(承前)
マイク・アッシュマンが明らかにした「初演秘話」で最も興味深いエピソードは、シュトラウスの『四つの最後の歌』のうちの「春」が要求する最高音「ハイB(高い変ロ)」を、果たしてフラグスタートが本番で出せるかどうかが危惧され、これを歌うべきか否かがぎりぎりまで議論されていた事実である。
フルトヴェングラーが「わが忘れがたいブリュンヒルデ、イゾルデ、レオノーレ」と呼んだソプラノ[=フラグスタート]はしかし、リハーサルに入ると自分にはちょっと荷が重いと感じ始めていた──転調がそうだったし、(とりわけ)「春」の音域がハイBに達しており、彼女の限界ぎりぎりだったからだ。演奏会の二日前、レッグ[=ウォルター・レッグ、フィルハーモニア管弦楽団のオーナー]はこの初演を「管弦楽伴奏による三つの歌」だと告知さえしている。だが結局、フラグスタートは片手に自筆譜のコピーを持ちながら、「春」(彼女とフルトヴェングラーはこれを三曲目に置いた)を、そして連作の他の曲も、見事にやり遂げたのである。[…]しかしながら、このソプラノ歌手は「春」をライヴで歌うリスクを二度と冒さなかった。その後の実演(パリでのジョルジュ・セバスティアン指揮、クリーヴランドでのセル指揮での演奏を含む)では実際「三つの歌曲」として歌ったのだ。
なるほどなあ、全然知らなかった、そういう事情があったのか。
たしかに、手許にある1952年ベルリン収録とされるフラグスタートの演奏会ライヴの海賊盤(ジョルジュ・セバスティアン指揮)でも、彼女は「眠りにつこうとして」「九月」「夕映えに」の三曲しか歌っていない。
五十代に入ったフラグスタートはソプラノ歌手の常で、少しずつ進む音域低下を体験していた。シュトラウスが「春」に書き込んだ最高音「ハイB」は、この時点でもう彼女にとって限界ギリギリ、人前でしっかり出せる確信がもてなかったのだ。
刊行譜では第一曲とされる「春」が、初演時には冒頭から外され、歌手の喉が暖まって調子が出る三曲目に移されたのは、フラグスタートの声域の問題が絡んでいたと推察されるのである。
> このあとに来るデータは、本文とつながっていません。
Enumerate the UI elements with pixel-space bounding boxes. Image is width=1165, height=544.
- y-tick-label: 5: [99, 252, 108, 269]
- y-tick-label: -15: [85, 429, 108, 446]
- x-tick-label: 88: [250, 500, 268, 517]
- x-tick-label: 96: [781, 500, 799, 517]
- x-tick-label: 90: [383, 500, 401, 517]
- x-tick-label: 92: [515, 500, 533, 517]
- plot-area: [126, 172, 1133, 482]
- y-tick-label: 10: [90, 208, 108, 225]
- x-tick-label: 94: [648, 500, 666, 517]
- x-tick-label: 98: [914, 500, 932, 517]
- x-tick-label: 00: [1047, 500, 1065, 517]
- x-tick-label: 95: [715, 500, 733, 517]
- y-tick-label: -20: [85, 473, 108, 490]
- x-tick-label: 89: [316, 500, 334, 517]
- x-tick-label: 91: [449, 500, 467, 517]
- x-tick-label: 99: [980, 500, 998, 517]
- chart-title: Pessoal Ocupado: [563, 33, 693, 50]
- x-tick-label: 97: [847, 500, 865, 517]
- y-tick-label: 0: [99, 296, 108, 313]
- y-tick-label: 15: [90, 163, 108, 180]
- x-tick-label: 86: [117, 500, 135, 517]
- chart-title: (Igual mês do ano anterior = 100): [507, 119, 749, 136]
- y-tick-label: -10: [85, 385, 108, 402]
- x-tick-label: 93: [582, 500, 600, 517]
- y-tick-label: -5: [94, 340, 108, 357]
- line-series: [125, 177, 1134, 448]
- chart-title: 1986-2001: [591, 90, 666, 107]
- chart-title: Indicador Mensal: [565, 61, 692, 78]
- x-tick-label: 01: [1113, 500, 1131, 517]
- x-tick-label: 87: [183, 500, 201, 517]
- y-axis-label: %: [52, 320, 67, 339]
初演時の実況録音を注意して聴くと、たしかに三曲目の「春」はいささか苦しそうだ。肝腎の「ハイB」の箇所に差し掛かると、安全を期した彼女はここを低い音(おそらく低いGの音)に下げて歌い、なんとか苦境を乗り切っているのがわかる。
ついでに附言するなら、後年エリーザベト・シュヴァルツコップがセルと共演した有名なレコードでも、「ハイB」のリスクを回避するためだろう、この一曲をまるごと半音下げて歌っている。
くどいようだが、フラグスタート=フルトヴェングラーが選択した曲順は以下のとおり。
3. 眠りにつこうとして Beim Schlafengehen
2. 九月 September
1. 春 Frühling
4. 夕映えに Im Abendrot
要するにこれは、一曲目の「春」と三曲目の「眠りにつこうとして」を、ただ入れ替えただけの処置なのである。